I would have liked to leave at once. Just as when the old Archon died, the streets were full of muttering groups, the citizens in their factions, foreigners with their kind. Now and then soldiers would go past: a great Gaul staring haughtily over people’s heads, a swaggering Nubian shouting to another across the street in their unknown tongue; or a group of Romans swinging along in step together, taking everyone’s size in the self-sufficient way these people have, as if wondering when they would get orders to clear the street. The mercenaries were making their good spirits known. What the citizens thought, they were not telling.

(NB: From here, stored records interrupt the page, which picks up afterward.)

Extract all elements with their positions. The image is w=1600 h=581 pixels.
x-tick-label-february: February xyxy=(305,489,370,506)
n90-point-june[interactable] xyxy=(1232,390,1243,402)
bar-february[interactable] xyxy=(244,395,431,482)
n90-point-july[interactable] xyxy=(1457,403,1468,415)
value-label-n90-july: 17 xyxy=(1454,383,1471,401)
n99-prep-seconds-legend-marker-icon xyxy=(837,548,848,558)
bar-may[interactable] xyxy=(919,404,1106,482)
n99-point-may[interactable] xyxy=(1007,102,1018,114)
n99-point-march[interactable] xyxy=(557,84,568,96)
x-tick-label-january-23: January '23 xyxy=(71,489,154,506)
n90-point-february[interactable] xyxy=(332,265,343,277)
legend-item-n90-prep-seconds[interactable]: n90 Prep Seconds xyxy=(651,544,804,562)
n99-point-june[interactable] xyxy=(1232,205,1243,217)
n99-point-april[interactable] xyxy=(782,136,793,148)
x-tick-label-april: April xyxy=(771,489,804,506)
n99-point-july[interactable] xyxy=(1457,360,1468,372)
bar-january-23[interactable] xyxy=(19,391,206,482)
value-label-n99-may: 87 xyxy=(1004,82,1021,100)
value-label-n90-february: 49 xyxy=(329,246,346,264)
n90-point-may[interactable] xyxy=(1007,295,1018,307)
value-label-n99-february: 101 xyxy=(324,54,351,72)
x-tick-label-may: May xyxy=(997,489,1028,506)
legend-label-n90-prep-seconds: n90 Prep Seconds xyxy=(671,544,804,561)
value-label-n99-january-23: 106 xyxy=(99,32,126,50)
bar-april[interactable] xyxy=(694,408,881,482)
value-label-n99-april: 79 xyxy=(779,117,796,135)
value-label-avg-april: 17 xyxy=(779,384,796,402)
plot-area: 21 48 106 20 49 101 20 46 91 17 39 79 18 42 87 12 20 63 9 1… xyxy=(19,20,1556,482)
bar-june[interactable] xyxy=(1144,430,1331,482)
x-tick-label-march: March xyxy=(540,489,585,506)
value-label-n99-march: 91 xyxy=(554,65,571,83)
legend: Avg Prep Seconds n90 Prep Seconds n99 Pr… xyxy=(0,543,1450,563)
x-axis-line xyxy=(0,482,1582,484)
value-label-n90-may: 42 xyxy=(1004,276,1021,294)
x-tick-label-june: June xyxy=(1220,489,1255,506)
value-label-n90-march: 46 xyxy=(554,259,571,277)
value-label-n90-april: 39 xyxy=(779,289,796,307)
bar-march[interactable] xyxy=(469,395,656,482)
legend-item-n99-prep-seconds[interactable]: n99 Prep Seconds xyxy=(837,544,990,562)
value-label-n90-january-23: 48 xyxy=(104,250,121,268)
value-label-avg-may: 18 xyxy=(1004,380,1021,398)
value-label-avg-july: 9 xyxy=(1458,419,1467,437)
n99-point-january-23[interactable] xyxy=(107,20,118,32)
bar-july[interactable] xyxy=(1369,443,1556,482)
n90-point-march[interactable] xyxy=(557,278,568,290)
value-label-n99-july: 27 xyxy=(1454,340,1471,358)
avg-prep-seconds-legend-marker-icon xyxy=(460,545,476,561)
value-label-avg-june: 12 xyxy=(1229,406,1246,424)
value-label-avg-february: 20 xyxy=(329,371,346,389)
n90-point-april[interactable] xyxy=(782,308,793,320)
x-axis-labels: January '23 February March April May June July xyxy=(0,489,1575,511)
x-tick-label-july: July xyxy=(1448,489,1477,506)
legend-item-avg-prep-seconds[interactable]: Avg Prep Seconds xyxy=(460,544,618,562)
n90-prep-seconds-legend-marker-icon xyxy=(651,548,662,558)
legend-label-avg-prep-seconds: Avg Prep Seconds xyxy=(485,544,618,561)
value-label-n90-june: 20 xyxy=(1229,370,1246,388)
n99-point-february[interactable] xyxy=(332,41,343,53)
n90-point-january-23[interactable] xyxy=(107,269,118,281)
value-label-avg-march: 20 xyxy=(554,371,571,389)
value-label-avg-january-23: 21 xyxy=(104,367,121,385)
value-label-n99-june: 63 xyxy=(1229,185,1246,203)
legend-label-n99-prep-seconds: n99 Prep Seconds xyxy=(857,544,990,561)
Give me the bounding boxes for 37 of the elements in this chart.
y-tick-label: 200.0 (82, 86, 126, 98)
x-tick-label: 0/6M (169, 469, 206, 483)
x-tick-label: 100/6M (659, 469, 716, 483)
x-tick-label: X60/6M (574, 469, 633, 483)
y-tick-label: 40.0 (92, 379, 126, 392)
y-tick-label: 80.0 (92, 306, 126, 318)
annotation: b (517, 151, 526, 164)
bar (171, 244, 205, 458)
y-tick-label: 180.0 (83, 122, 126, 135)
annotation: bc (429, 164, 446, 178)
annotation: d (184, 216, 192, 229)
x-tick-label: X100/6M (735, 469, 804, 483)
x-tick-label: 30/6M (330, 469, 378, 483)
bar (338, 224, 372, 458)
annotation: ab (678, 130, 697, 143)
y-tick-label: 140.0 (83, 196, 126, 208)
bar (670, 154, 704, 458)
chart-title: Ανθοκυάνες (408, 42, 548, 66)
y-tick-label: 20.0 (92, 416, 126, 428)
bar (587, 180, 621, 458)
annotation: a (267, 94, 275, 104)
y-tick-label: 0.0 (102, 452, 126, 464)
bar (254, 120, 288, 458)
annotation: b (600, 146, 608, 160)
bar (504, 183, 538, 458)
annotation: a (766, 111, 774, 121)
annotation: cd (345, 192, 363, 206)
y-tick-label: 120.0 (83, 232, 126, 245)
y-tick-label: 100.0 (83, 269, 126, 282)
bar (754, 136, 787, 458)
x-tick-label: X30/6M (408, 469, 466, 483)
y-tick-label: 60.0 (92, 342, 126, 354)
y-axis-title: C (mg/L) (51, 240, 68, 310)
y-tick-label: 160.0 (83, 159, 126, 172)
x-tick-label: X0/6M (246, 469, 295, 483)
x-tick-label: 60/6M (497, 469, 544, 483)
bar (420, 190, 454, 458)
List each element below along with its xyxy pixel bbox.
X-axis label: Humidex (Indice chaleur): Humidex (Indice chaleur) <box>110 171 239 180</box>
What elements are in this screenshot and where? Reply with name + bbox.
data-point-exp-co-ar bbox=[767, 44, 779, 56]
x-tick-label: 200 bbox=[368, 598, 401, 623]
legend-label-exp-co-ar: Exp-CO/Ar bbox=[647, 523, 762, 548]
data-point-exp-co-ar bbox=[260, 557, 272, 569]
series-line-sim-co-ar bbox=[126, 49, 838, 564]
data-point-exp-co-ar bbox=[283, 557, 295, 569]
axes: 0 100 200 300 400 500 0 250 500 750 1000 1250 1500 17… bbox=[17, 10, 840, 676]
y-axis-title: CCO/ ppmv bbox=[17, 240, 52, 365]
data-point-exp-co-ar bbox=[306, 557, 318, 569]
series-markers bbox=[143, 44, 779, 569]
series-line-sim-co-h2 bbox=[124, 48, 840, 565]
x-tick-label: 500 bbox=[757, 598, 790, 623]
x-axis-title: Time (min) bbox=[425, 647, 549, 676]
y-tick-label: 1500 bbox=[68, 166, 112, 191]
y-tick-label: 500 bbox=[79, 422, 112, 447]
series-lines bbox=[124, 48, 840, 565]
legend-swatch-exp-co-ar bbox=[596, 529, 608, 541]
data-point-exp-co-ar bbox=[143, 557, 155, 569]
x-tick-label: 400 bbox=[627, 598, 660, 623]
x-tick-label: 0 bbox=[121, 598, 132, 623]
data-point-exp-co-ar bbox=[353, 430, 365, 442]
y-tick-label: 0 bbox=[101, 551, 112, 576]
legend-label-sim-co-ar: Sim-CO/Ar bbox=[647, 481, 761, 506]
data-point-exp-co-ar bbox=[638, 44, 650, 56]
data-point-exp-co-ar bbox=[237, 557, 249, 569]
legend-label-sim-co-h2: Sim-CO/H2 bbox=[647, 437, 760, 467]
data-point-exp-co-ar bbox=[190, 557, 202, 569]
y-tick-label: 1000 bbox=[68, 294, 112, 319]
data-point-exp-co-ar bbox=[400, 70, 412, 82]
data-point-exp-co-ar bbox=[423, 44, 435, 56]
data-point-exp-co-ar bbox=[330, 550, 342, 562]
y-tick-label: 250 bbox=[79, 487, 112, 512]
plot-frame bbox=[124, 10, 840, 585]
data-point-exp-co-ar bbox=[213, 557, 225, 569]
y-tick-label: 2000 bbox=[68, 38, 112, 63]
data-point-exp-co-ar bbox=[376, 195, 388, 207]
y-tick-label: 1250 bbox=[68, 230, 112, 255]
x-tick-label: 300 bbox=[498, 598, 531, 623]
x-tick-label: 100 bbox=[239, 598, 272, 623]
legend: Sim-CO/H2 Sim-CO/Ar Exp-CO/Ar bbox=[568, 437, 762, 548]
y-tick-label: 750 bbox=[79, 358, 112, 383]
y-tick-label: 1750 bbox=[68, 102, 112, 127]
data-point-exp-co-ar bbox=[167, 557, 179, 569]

No man has less taste than I for getting caught in foreign civil wars; yet I had thought that out of all those people I had heard praising Dion’s justice, someone would strike a blow for him. But no. I was in Syracuse. They waited to see what would happen to them next; they had forgotten they could themselves make happenings.

Eager as I was to be gone, I lingered, to learn if Plato was leaving. Surely he would go; but if he were delayed, he would need Speusippos with him; and, parted from Dion without a moment’s warning, he must have things to write, unfit for the Archon’s courier. I knew where he was lodging, at the house of a Pythagorean up on Achradina. But it seemed unwise to be seen there; I was now a caller who would be noticed. So I hung about the wineshops for Speusippos, thinking that if he wanted a word with me he would seek me there.